Ugly, the tomcat

I have often believed we can learn lessons from animals. The story I want to pass on to you is just an example of what we can learn.  For many months now, I’ve been debating telling it, but it keeps popping up in my mind as something, you, my readers, as well as myself can appreciate.  It is a sad story about a cat; I know some people don’t like cats, but if you will look beyond that, the message is quite clear…………

Everyone in the apartment complex knew who “Ugly” was.  Ugly was the resident tomcat.  Ugly loved three things in this world: fighting, eating garbage, and for lack of a better term, love.  The combination of these things together with a life spent outside had their effect on Ugly.  To begin with, he had only one eye and where the other one should have been, there was a hole.  He was also missing an ear on the same side and his left foot appeared to have been badly broken at one time and had healed at an unnatural angle, making him look like he was always turning a corner.

Ugly would have been a dark gray tabby, striped type, except for the sores covering his head, neck, and even his shoulders.  Every time someone saw Ugly there was the same reaction –  “That’s one ugly cat!”

All the children were warned not to touch him.  The adults threw rocks at him, hosed him down and squirted him when he tried to come in their home, shut his paws in the door when he wouldn’t leave.  If you turned the hose on him, he would stand there, getting soaked until you gave up and quit.  If you threw things at him, he would curl his lanky body around your feet in forgiveness.

Whenever he spied children, he would come running, meowing frantically and bump his head against their hands, begging for love.  If you ever picked him up he would immediately begin suckling on your shirt, earrings, or whatever he could find.

One day Ugly shared his love with the neighbor’s dogs.  They didn’t respond kindly and he was badly mauled.  A young woman tried to rush to his aid, but by the time she got to where he was laying, it was apparent Ugly’s sad life was almost at an end.  As she picked him up and started home, she could hear him wheezing and gasping, and could feel him struggling.  It must be hurting him terribly, she thought.

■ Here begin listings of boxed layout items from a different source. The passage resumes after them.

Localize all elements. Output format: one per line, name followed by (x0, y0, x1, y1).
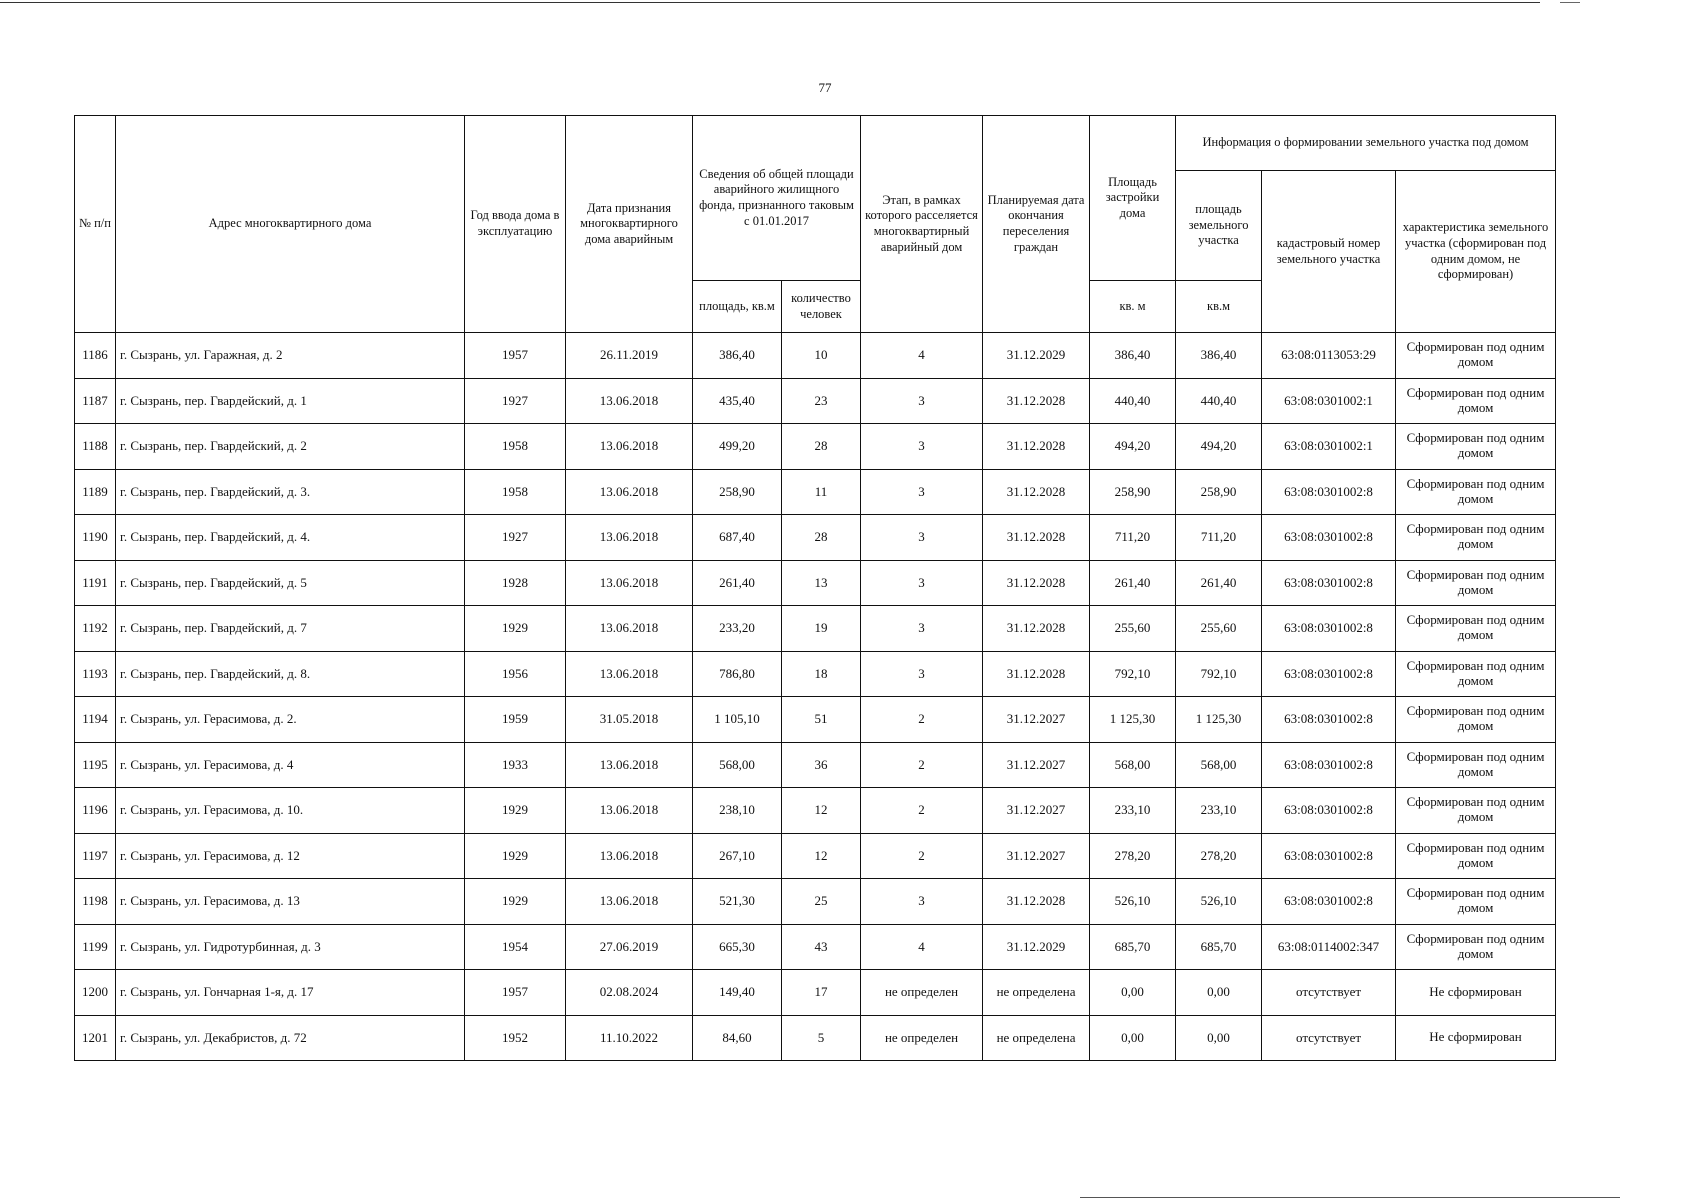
cell-num: 1200 (75, 970, 116, 1016)
cell-planned: 31.12.2028 (983, 879, 1090, 925)
cell-date: 13.06.2018 (566, 788, 693, 834)
cell-date: 13.06.2018 (566, 378, 693, 424)
cell-area: 233,20 (693, 606, 782, 652)
cell-year: 1929 (465, 833, 566, 879)
cell-area: 499,20 (693, 424, 782, 470)
header-stage: Этап, в рамках которого расселяется многоквартирный аварийный дом (861, 116, 983, 333)
cell-address: г. Сызрань, ул. Гаражная, д. 2 (116, 333, 465, 379)
cell-planned: 31.12.2029 (983, 333, 1090, 379)
cell-people: 12 (782, 833, 861, 879)
cell-cadastral: 63:08:0301002:1 (1262, 378, 1396, 424)
cell-cadastral: 63:08:0301002:8 (1262, 879, 1396, 925)
header-num: № п/п (75, 116, 116, 333)
cell-status: Сформирован под одним домом (1396, 606, 1556, 652)
cell-land-area: 386,40 (1176, 333, 1262, 379)
header-land-status: характеристика земельного участка (сформирован под одним домом, не сформирован) (1396, 171, 1556, 333)
cell-num: 1193 (75, 651, 116, 697)
cell-address: г. Сызрань, пер. Гвардейский, д. 1 (116, 378, 465, 424)
cell-stage: 3 (861, 651, 983, 697)
cell-num: 1186 (75, 333, 116, 379)
cell-stage: 3 (861, 879, 983, 925)
cell-cadastral: отсутствует (1262, 1015, 1396, 1061)
cell-people: 43 (782, 924, 861, 970)
cell-area: 435,40 (693, 378, 782, 424)
cell-year: 1957 (465, 970, 566, 1016)
cell-date: 13.06.2018 (566, 606, 693, 652)
cell-num: 1198 (75, 879, 116, 925)
cell-people: 36 (782, 742, 861, 788)
cell-date: 13.06.2018 (566, 560, 693, 606)
cell-planned: 31.12.2028 (983, 378, 1090, 424)
table-row (75, 606, 1556, 652)
cell-land-area: 233,10 (1176, 788, 1262, 834)
cell-people: 28 (782, 515, 861, 561)
cell-planned: 31.12.2027 (983, 742, 1090, 788)
cell-land-area: 526,10 (1176, 879, 1262, 925)
cell-land-area: 568,00 (1176, 742, 1262, 788)
cell-stage: 3 (861, 560, 983, 606)
cell-area: 665,30 (693, 924, 782, 970)
cell-status: Сформирован под одним домом (1396, 697, 1556, 743)
cell-year: 1957 (465, 333, 566, 379)
cell-year: 1929 (465, 788, 566, 834)
table-row (75, 742, 1556, 788)
cell-num: 1201 (75, 1015, 116, 1061)
cell-planned: 31.12.2027 (983, 697, 1090, 743)
cell-num: 1197 (75, 833, 116, 879)
cell-area: 521,30 (693, 879, 782, 925)
cell-people: 11 (782, 469, 861, 515)
cell-area: 786,80 (693, 651, 782, 697)
cell-date: 11.10.2022 (566, 1015, 693, 1061)
cell-cadastral: 63:08:0301002:8 (1262, 515, 1396, 561)
cell-address: г. Сызрань, ул. Декабристов, д. 72 (116, 1015, 465, 1061)
cell-land-area: 792,10 (1176, 651, 1262, 697)
table-row (75, 788, 1556, 834)
header-building-area-unit: кв. м (1090, 281, 1176, 333)
cell-people: 51 (782, 697, 861, 743)
header-cadastral: кадастровый номер земельного участка (1262, 171, 1396, 333)
cell-year: 1958 (465, 469, 566, 515)
cell-num: 1196 (75, 788, 116, 834)
cell-people: 10 (782, 333, 861, 379)
top-rule (0, 2, 1540, 3)
cell-people: 13 (782, 560, 861, 606)
cell-area: 258,90 (693, 469, 782, 515)
cell-area: 386,40 (693, 333, 782, 379)
cell-address: г. Сызрань, пер. Гвардейский, д. 4. (116, 515, 465, 561)
cell-land-area: 711,20 (1176, 515, 1262, 561)
cell-area: 261,40 (693, 560, 782, 606)
cell-stage: не определен (861, 970, 983, 1016)
cell-status: Сформирован под одним домом (1396, 560, 1556, 606)
cell-num: 1187 (75, 378, 116, 424)
cell-cadastral: 63:08:0301002:8 (1262, 833, 1396, 879)
table-row (75, 515, 1556, 561)
cell-cadastral: 63:08:0301002:8 (1262, 606, 1396, 652)
cell-address: г. Сызрань, ул. Герасимова, д. 10. (116, 788, 465, 834)
cell-num: 1190 (75, 515, 116, 561)
cell-year: 1929 (465, 606, 566, 652)
cell-num: 1191 (75, 560, 116, 606)
cell-address: г. Сызрань, пер. Гвардейский, д. 2 (116, 424, 465, 470)
header-year: Год ввода дома в эксплуатацию (465, 116, 566, 333)
cell-date: 13.06.2018 (566, 879, 693, 925)
cell-status: Не сформирован (1396, 970, 1556, 1016)
cell-date: 13.06.2018 (566, 833, 693, 879)
cell-address: г. Сызрань, ул. Герасимова, д. 13 (116, 879, 465, 925)
cell-address: г. Сызрань, ул. Герасимова, д. 12 (116, 833, 465, 879)
cell-address: г. Сызрань, пер. Гвардейский, д. 7 (116, 606, 465, 652)
cell-cadastral: 63:08:0301002:8 (1262, 560, 1396, 606)
cell-area: 149,40 (693, 970, 782, 1016)
cell-area: 687,40 (693, 515, 782, 561)
cell-year: 1958 (465, 424, 566, 470)
emergency-housing-table (74, 115, 1556, 1061)
cell-num: 1192 (75, 606, 116, 652)
cell-address: г. Сызрань, пер. Гвардейский, д. 5 (116, 560, 465, 606)
cell-area: 568,00 (693, 742, 782, 788)
cell-date: 13.06.2018 (566, 515, 693, 561)
cell-building-area: 440,40 (1090, 378, 1176, 424)
cell-date: 13.06.2018 (566, 651, 693, 697)
cell-cadastral: 63:08:0301002:8 (1262, 469, 1396, 515)
table-row (75, 697, 1556, 743)
table-header (75, 116, 1556, 333)
table-row (75, 651, 1556, 697)
cell-year: 1929 (465, 879, 566, 925)
cell-planned: 31.12.2028 (983, 424, 1090, 470)
cell-land-area: 278,20 (1176, 833, 1262, 879)
cell-land-area: 494,20 (1176, 424, 1262, 470)
cell-cadastral: 63:08:0114002:347 (1262, 924, 1396, 970)
table-row (75, 879, 1556, 925)
table-row (75, 560, 1556, 606)
cell-date: 26.11.2019 (566, 333, 693, 379)
cell-area: 238,10 (693, 788, 782, 834)
cell-status: Сформирован под одним домом (1396, 879, 1556, 925)
cell-stage: не определен (861, 1015, 983, 1061)
cell-people: 19 (782, 606, 861, 652)
cell-area: 267,10 (693, 833, 782, 879)
cell-land-area: 258,90 (1176, 469, 1262, 515)
cell-status: Сформирован под одним домом (1396, 515, 1556, 561)
cell-status: Сформирован под одним домом (1396, 833, 1556, 879)
cell-building-area: 792,10 (1090, 651, 1176, 697)
cell-stage: 2 (861, 697, 983, 743)
cell-building-area: 568,00 (1090, 742, 1176, 788)
cell-building-area: 258,90 (1090, 469, 1176, 515)
cell-address: г. Сызрань, пер. Гвардейский, д. 3. (116, 469, 465, 515)
table-row (75, 378, 1556, 424)
cell-building-area: 526,10 (1090, 879, 1176, 925)
top-rule-fragment (1560, 2, 1580, 3)
header-address: Адрес многоквартирного дома (116, 116, 465, 333)
cell-building-area: 0,00 (1090, 970, 1176, 1016)
cell-area: 84,60 (693, 1015, 782, 1061)
cell-year: 1927 (465, 515, 566, 561)
table-row (75, 333, 1556, 379)
cell-building-area: 233,10 (1090, 788, 1176, 834)
cell-land-area: 1 125,30 (1176, 697, 1262, 743)
cell-stage: 3 (861, 378, 983, 424)
cell-building-area: 278,20 (1090, 833, 1176, 879)
cell-date: 13.06.2018 (566, 469, 693, 515)
table-body (75, 333, 1556, 1061)
cell-num: 1189 (75, 469, 116, 515)
cell-building-area: 261,40 (1090, 560, 1176, 606)
table-row (75, 469, 1556, 515)
cell-date: 13.06.2018 (566, 424, 693, 470)
cell-address: г. Сызрань, ул. Герасимова, д. 2. (116, 697, 465, 743)
cell-people: 5 (782, 1015, 861, 1061)
cell-building-area: 494,20 (1090, 424, 1176, 470)
table-row (75, 1015, 1556, 1061)
table-row (75, 970, 1556, 1016)
cell-stage: 2 (861, 742, 983, 788)
cell-area: 1 105,10 (693, 697, 782, 743)
cell-status: Сформирован под одним домом (1396, 788, 1556, 834)
cell-cadastral: 63:08:0301002:8 (1262, 788, 1396, 834)
cell-stage: 3 (861, 606, 983, 652)
cell-date: 02.08.2024 (566, 970, 693, 1016)
table-row (75, 833, 1556, 879)
header-land-info: Информация о формировании земельного участка под домом (1176, 116, 1556, 171)
cell-status: Не сформирован (1396, 1015, 1556, 1061)
header-land-area-unit: кв.м (1176, 281, 1262, 333)
cell-people: 17 (782, 970, 861, 1016)
table-row (75, 924, 1556, 970)
cell-planned: 31.12.2028 (983, 515, 1090, 561)
cell-cadastral: 63:08:0301002:8 (1262, 651, 1396, 697)
cell-planned: 31.12.2027 (983, 788, 1090, 834)
cell-year: 1952 (465, 1015, 566, 1061)
cell-status: Сформирован под одним домом (1396, 378, 1556, 424)
cell-land-area: 685,70 (1176, 924, 1262, 970)
cell-people: 28 (782, 424, 861, 470)
cell-stage: 2 (861, 788, 983, 834)
cell-cadastral: отсутствует (1262, 970, 1396, 1016)
cell-planned: 31.12.2028 (983, 606, 1090, 652)
cell-num: 1194 (75, 697, 116, 743)
cell-stage: 3 (861, 469, 983, 515)
cell-address: г. Сызрань, ул. Гончарная 1-я, д. 17 (116, 970, 465, 1016)
cell-planned: 31.12.2028 (983, 469, 1090, 515)
header-land-area: площадь земельного участка (1176, 171, 1262, 281)
cell-status: Сформирован под одним домом (1396, 924, 1556, 970)
cell-cadastral: 63:08:0113053:29 (1262, 333, 1396, 379)
cell-stage: 3 (861, 424, 983, 470)
cell-date: 13.06.2018 (566, 742, 693, 788)
header-planned-date: Планируемая дата окончания переселения граждан (983, 116, 1090, 333)
cell-planned: не определена (983, 1015, 1090, 1061)
header-building-area: Площадь застройки дома (1090, 116, 1176, 281)
cell-people: 12 (782, 788, 861, 834)
cell-land-area: 440,40 (1176, 378, 1262, 424)
cell-status: Сформирован под одним домом (1396, 742, 1556, 788)
cell-status: Сформирован под одним домом (1396, 333, 1556, 379)
cell-year: 1928 (465, 560, 566, 606)
header-date-recognized: Дата признания многоквартирного дома аварийным (566, 116, 693, 333)
cell-stage: 4 (861, 333, 983, 379)
cell-num: 1188 (75, 424, 116, 470)
cell-people: 18 (782, 651, 861, 697)
page-number: 77 (818, 80, 832, 95)
cell-stage: 3 (861, 515, 983, 561)
header-area-sqm: площадь, кв.м (693, 281, 782, 333)
cell-stage: 2 (861, 833, 983, 879)
cell-cadastral: 63:08:0301002:8 (1262, 697, 1396, 743)
cell-building-area: 685,70 (1090, 924, 1176, 970)
cell-address: г. Сызрань, ул. Герасимова, д. 4 (116, 742, 465, 788)
cell-building-area: 1 125,30 (1090, 697, 1176, 743)
cell-date: 31.05.2018 (566, 697, 693, 743)
header-area-info: Сведения об общей площади аварийного жилищного фонда, признанного таковым с 01.01.2017 (693, 116, 861, 281)
cell-year: 1927 (465, 378, 566, 424)
cell-building-area: 0,00 (1090, 1015, 1176, 1061)
cell-planned: 31.12.2027 (983, 833, 1090, 879)
cell-year: 1954 (465, 924, 566, 970)
cell-address: г. Сызрань, ул. Гидротурбинная, д. 3 (116, 924, 465, 970)
cell-num: 1195 (75, 742, 116, 788)
cell-status: Сформирован под одним домом (1396, 469, 1556, 515)
cell-building-area: 386,40 (1090, 333, 1176, 379)
cell-land-area: 0,00 (1176, 1015, 1262, 1061)
cell-year: 1959 (465, 697, 566, 743)
cell-status: Сформирован под одним домом (1396, 424, 1556, 470)
cell-planned: 31.12.2028 (983, 560, 1090, 606)
cell-building-area: 255,60 (1090, 606, 1176, 652)
cell-address: г. Сызрань, пер. Гвардейский, д. 8. (116, 651, 465, 697)
cell-stage: 4 (861, 924, 983, 970)
header-people-count: количество человек (782, 281, 861, 333)
cell-year: 1933 (465, 742, 566, 788)
cell-planned: 31.12.2028 (983, 651, 1090, 697)
cell-num: 1199 (75, 924, 116, 970)
cell-land-area: 255,60 (1176, 606, 1262, 652)
cell-cadastral: 63:08:0301002:8 (1262, 742, 1396, 788)
cell-date: 27.06.2019 (566, 924, 693, 970)
cell-building-area: 711,20 (1090, 515, 1176, 561)
cell-year: 1956 (465, 651, 566, 697)
cell-land-area: 261,40 (1176, 560, 1262, 606)
cell-people: 23 (782, 378, 861, 424)
cell-land-area: 0,00 (1176, 970, 1262, 1016)
bottom-rule (1080, 1197, 1620, 1198)
cell-people: 25 (782, 879, 861, 925)
cell-planned: 31.12.2029 (983, 924, 1090, 970)
cell-cadastral: 63:08:0301002:1 (1262, 424, 1396, 470)
table-row (75, 424, 1556, 470)
cell-planned: не определена (983, 970, 1090, 1016)
cell-status: Сформирован под одним домом (1396, 651, 1556, 697)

Then she felt a familiar tugging, sucking sensation on her ear.  Ugly, in so much pain, suffering, and obviously dying, was trying to suckle her ear.  She pulled him closer to her, and he bumped the palm of her hand with his head.  Then he turned his one golden eye towards her and she could hear the distinct sound of purring.  Even in the greatest pain, that ugly cat was asking only for a little affection, and perhaps some compassion.  At that moment she decided Ugly was the most beautiful, loving creature she had ever seen.  Never once did he try to bite or scratch her, nor did he struggle and try to get away.  Ugly just looked up at her completely trusting in her to relieve his pain.

Ugly died in her arms before she could get him to her apartment, but she sat and held him for a long time afterwards, wondering about how one scarred, deformed little stray could so alter her opinion about what it means to have true pureness of spirit, to love totally and truly.

Later she went on to say, “Ugly taught me more about giving and compassion than a thousand books, lectures, or talk show specials, ever could, and for that I will always be thankful.  He was scarred on the outside, but I was scarred on the inside, and it was time for me to learn to love totally and deeply; to give my total for those I cared for.”

I have known people who strive for riches, power, beauty, and other selfish things.  But few take the time to look beneath the surface of the people around them.

Many of us fail to see our own internal scars and so we seek status, wealth, or other worldly desires.  So on we go, ignoring the qualities that could make us far richer.

Ugly showed the true meaning of being able to “forgive and forget.”  It’s too bad we all can’t be like Ugly, the tomcat.